On May 30, 1925, the green wave of Brazil's Mato Grosso Plateau closed for the last time over the head of Colonel Percy Harrison Fawcett, the famed British explorer. What happened to him then? One guess is as good as another, and the Sunday supplements have made them all. Was he killed by a wild animal? No evidence of that. Is he still held captive in the deep interior by Indians who believe him a god? So one old Indian woman declared a score of years ago. Or was he really murdered by the Kalapalos chieftain who confessed the crime (TIME, April 16, 1951)? The bones said to be Fawcett's were later proved to be those of another man. Then could Fawcett possibly have reached the mysterious lost city of "Z," the mother remnant of the pre-Andean civilization, which he was certain still stood in the darkest midmost of Brazil?

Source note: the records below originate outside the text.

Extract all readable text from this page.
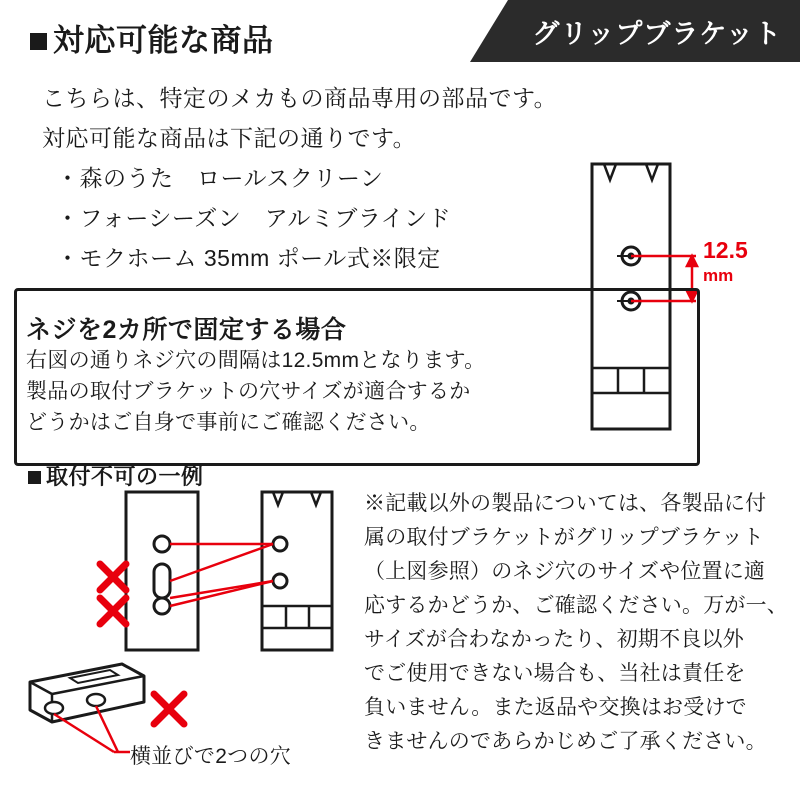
グリップブラケット
対応可能な商品
こちらは、特定のメカもの商品専用の部品です。
対応可能な商品は下記の通りです。
・森のうた　ロールスクリーン
・フォーシーズン　アルミブラインド
・モクホーム 35mm ポール式※限定	12.5
mm
ネジを2カ所で固定する場合
右図の通りネジ穴の間隔は12.5mmとなります。
製品の取付ブラケットの穴サイズが適合するか
どうかはご自身で事前にご確認ください。
取付不可の一例
横並びで2つの穴
※記載以外の製品については、各製品に付
属の取付ブラケットがグリップブラケット
（上図参照）のネジ穴のサイズや位置に適
応するかどうか、ご確認ください。万が一、
サイズが合わなかったり、初期不良以外
でご使用できない場合も、当社は責任を
負いません。また返品や交換はお受けで
きませんのであらかじめご了承ください。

Last week, after seven expeditions and almost three decades of search for the famous adventurer and his party, the trail was cold, but the subject of Fawcett was not. Conceding at last that all hope of the colonel's return was gone, the Fawcett family has released for publication the memoir of his seven expeditions through the South American rain forest. It ranks as one of the major narratives in modern exploration.

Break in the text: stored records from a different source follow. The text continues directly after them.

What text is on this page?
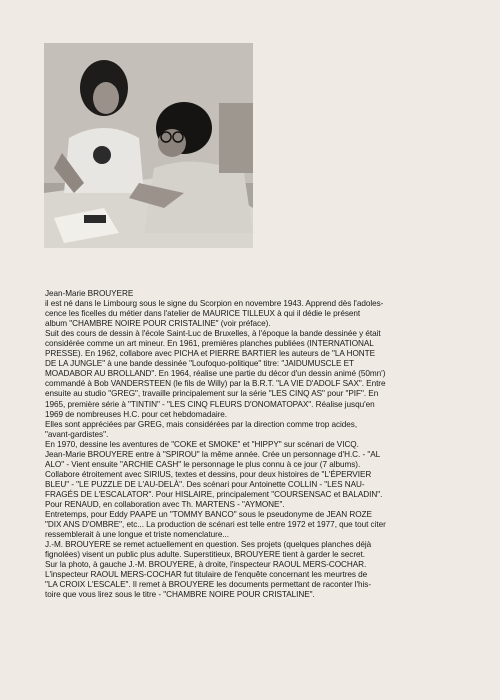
Jean-Marie BROUYERE

il est né dans le Limbourg sous le signe du Scorpion en novembre 1943. Apprend dès l'adoles-

cence les ficelles du métier dans l'atelier de MAURICE TILLEUX à qui il dédie le présent

album "CHAMBRE NOIRE POUR CRISTALINE" (voir préface).

Suit des cours de dessin à l'école Saint-Luc de Bruxelles, à l'époque la bande dessinée y était

considérée comme un art mineur. En 1961, premières planches publiées (INTERNATIONAL

PRESSE). En 1962, collabore avec PICHA et PIERRE BARTIER les auteurs de "LA HONTE

DE LA JUNGLE" à une bande dessinée "Loufoquo-politique" titre: "JAIDUMUSCLE ET

MOADABOR AU BROLLAND". En 1964, réalise une partie du décor d'un dessin animé (50mn')

commandé à Bob VANDERSTEEN (le fils de Willy) par la B.R.T. "LA VIE D'ADOLF SAX". Entre

ensuite au studio "GREG", travaille principalement sur la série "LES CINQ AS" pour "PIF". En

1965, première série à "TINTIN" - "LES CINQ FLEURS D'ONOMATOPAX". Réalise jusqu'en

1969 de nombreuses H.C. pour cet hebdomadaire.

Elles sont appréciées par GREG, mais considérées par la direction comme trop acides,

"avant-gardistes".

En 1970, dessine les aventures de "COKE et SMOKE" et "HIPPY" sur scénari de VICQ.

Jean-Marie BROUYERE entre à "SPIROU" la même année. Crée un personnage d'H.C. - "AL

ALO" - Vient ensuite "ARCHIE CASH" le personnage le plus connu à ce jour (7 albums).

Collabore étroitement avec SIRIUS, textes et dessins, pour deux histoires de "L'ÉPERVIER

BLEU" - "LE PUZZLE DE L'AU-DELÀ". Des scénari pour Antoinette COLLIN - "LES NAU-

FRAGÉS DE L'ESCALATOR". Pour HISLAIRE, principalement "COURSENSAC et BALADIN".

Pour RENAUD, en collaboration avec Th. MARTENS - "AYMONE".

Entretemps, pour Eddy PAAPE un "TOMMY BANCO" sous le pseudonyme de JEAN ROZE

"DIX ANS D'OMBRE", etc... La production de scénari est telle entre 1972 et 1977, que tout citer

ressemblerait à une longue et triste nomenclature...

J.-M. BROUYERE se remet actuellement en question. Ses projets (quelques planches déjà

fignolées) visent un public plus adulte. Superstitieux, BROUYERE tient à garder le secret.

Sur la photo, à gauche J.-M. BROUYERE, à droite, l'inspecteur RAOUL MERS-COCHAR.

L'inspecteur RAOUL MERS-COCHAR fut titulaire de l'enquête concernant les meurtres de

"LA CROIX L'ESCALE". Il remet à BROUYERE les documents permettant de raconter l'his-

toire que vous lirez sous le titre - "CHAMBRE NOIRE POUR CRISTALINE".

Wisdom of Savages. Colonel Percy Fawcett first came to South America as a surveyor for the Bolivian government. Even then, at age 39, he was a stern, solitary man with childlike eyes and a mystical longing for primitive things. He found them: crocodiles everywhere, spiders that can catch birds, anacondas more than 60 ft. long that wail disturbingly in the jungle night, bloodsucking cockroaches, 2-in. biting ants, hordes of vampire bats, rivers full of stingrays, electric eels and shoals of tiny, man-eating piranha.
What the visible enemies left of a man, the invisible ones were ready to attack. Influenza, tertian fever, leprosy were all endemic, along with tapeworm and a mysterious intestinal infestation that made its victim long to eat earth.
Fawcett arrived in 1906, toward the end of the great rubber boom, when "every ton of rubber gathered cost a human life." One economical German farmer personally murdered more than 40 Indian slaves in a batch, simply because they were too sick to work. When the Indians murdered a white man, his brother set out some tins of poisoned alcohol in a jungle clearing for bait, and the next day surveyed his catch: 80 dead Indians. Fawcett knew of a sick Englishman who, because he lay still, was assumed by the Indians to be dead; having got this idea in their heads, they decided that his groans were those of his spirit, and buried him alive.
To the Indians, death seemed to be a laughing matter. They would roar with glee when their best friends came down with beriberi or were snapped out of dugouts by the giant anacondas. Everybody, Indian or white, drank incredible quantities of cachaça, the local cane liquor, ate maggoty rice and dried meat, and sank deeper into debt.